Former Family Bank boss Munyiri wins Sh30m payout

Family Bank former chief executive officer Peter Munyiri Maina.

Photo credit: File | Nation Media Group

Family Bank’s former chief executive officer, Peter Munyiri Maina, has been awarded Sh30.6 million by the Court of Appeal in the form of gratuity payments following a protracted legal battle with his former employer, though he had sought a larger payout of Sh57 million.

While the amount falls short of his claim, the judgment provides clarity on executive compensation disputes in Kenya’s banking sector and reinforces the binding nature of contractual terms.

The seven-year legal dispute centered on interpreting Mr Maina’s employment contract, which stipulated a 10 percent gratuity payout for his first year (2011-2012) and stated subsequent rates would be “aligned with banking industry rates.”

While both parties agreed on the wording, they sharply disagreed on what constituted the “banking industry rate” for a Tier 2 institution such as Family Bank.

The Court of Appeal clarified that once gratuity terms were included in a contract, they ceased to be discretionary and must be awarded strictly in accordance with contractual provisions.

Mr Maina, who served as CEO of the mid-tier lender from July 2011 to July 2016, maintained that comparable banks paid their managing directors gratuity at 31 percent of their gross annual basic salary. He wanted to be paid the same for each of his last four years of his contract.

To support his claim, he cited a 2016 PricewaterhouseCoopers (PwC) Employee Benefits Guide and findings from Manpower Services Kenya, which indicated that banking sector CEOs typically received gratuity rates between 30 percent and 31 percent.

He also referenced comparable practices at Housing Finance Company of Kenya and National Bank of Kenya, both of which set executive gratuity at 31 percent.

Family Bank, however, rejected the 31 percent benchmark, arguing that the PwC survey was not bank-specific and failed to account for mid-tier banks.

The bank presented a subsequent PwC survey it commissioned in October 2016 —limited exclusively to Tier 2 institutions— which found that only five out of 14 sampled banks offered gratuity, averaging 18 percent.

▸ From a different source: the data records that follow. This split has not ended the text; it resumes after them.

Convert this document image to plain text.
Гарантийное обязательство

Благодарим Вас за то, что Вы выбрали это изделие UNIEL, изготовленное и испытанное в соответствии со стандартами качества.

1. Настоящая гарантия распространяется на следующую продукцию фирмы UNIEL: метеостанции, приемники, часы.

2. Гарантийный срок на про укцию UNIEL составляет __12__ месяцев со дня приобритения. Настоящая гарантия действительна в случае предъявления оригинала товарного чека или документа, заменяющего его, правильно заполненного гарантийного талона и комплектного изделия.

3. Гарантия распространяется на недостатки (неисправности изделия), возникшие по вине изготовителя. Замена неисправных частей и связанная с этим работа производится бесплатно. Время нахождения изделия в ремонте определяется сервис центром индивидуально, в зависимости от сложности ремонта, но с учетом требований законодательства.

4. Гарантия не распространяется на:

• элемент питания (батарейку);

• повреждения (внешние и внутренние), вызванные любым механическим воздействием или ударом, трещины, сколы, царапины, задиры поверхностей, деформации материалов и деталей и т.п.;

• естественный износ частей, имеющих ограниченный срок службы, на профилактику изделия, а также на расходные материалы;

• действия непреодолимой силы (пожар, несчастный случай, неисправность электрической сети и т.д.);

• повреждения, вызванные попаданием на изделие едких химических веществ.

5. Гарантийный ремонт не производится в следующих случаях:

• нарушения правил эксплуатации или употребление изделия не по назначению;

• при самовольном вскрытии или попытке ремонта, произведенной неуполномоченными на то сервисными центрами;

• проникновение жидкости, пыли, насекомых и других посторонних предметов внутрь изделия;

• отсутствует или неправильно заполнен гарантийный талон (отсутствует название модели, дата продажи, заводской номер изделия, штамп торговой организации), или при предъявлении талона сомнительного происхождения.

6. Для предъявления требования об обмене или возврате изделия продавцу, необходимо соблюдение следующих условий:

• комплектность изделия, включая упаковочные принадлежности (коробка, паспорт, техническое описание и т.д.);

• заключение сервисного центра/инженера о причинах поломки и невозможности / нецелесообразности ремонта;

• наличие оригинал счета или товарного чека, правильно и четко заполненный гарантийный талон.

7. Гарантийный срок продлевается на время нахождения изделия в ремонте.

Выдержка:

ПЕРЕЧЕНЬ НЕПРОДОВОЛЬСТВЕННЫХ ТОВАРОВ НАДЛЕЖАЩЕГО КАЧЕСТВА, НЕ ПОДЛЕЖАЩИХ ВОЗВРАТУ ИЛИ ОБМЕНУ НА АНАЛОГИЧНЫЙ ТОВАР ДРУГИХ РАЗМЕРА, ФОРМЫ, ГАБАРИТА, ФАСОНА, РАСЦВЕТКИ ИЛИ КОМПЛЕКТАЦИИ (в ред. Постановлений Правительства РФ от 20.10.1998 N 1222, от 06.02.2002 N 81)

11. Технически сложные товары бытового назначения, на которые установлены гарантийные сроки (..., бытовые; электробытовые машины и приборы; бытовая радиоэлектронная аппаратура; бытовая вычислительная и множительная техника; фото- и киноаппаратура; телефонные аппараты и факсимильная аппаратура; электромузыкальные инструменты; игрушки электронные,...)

It contended that this figure represented the true “banking industry rate” as intended in Mr Maina’s contract. The bank maintained this specialised data, which better reflected the contractual term “banking industry rates” as applied to their tier classification.

Both the Employment and Labour Relations Court in its 2019 ruling, and now the Court of Appeal in 2025, sided with Family Bank.

While acknowledging the broader industry averages cited by Mr Maina, judges noted Kenya’s banking sector operates under strict Central Bank of Kenya classifications, making tier-specific comparisons most relevant.

Recognising that the April 2016 PwC report indicated a 30 percent average gratuity rate for senior executives, the appellate judges noted that the survey covered 41 organisations from all economic sectors and industries, both large and small, with only eight banks.

By contrast, the second PwC report directly addressed the dispute’s central question; the average gratuity rate for Tier 2 banks between 2012 and 2016.

The court deemed this distinction critical, emphasising that Kenya’s banking sector is formally classified into three tiers by CBK with Family Bank falling under Tier 2.

“In view of the classification of banks… the correct banking industry rates would be those of the tier in which the respondent was classified,” the judges ruled, affirming that the 18 percent rate accurately reflected contractual obligations.

Additionally, the Court of Appeal upheld the Labour Court’s rejection of the Manpower Services report, noting that it was never formally submitted as evidence and was improperly introduced during submissions.

Although the appellate judges dismissed Mr Maina’s push for a higher gratuity rate, they identified an error in the Labour Court’s calculations, which had applied a flat monthly salary of Sh3.1 million across all four disputed years.

Records showed that Mr Maina’s salary increased to Sh3.6 million in August 2015, meaning his fifth-year gratuity should have been based on this higher figure.

The Court of Appeal rectified the computation, recalculating the amounts using the 18 percent rate.

The final award remained Sh30.6 million —unchanged from the Labour Court’s total— but now correctly broken down as Sh2.7 million for the first year, Sh6.696 million for each of the second, third, and fourth years, and Sh7.867 million for the fifth.

The court also rejected Mr Maina’s request for interest dating back to 2016, stating that the gratuity rate had never been mutually agreed upon and required judicial determination.

Additionally, it declined to award legal costs, citing the nature of the employer-employee relationship and the fact that the contract had expired naturally.

The ruling sets a notable precedent in Kenya’s banking sector, reinforcing the importance of precise contractual language and tier-specific benchmarks in executive compensation disputes.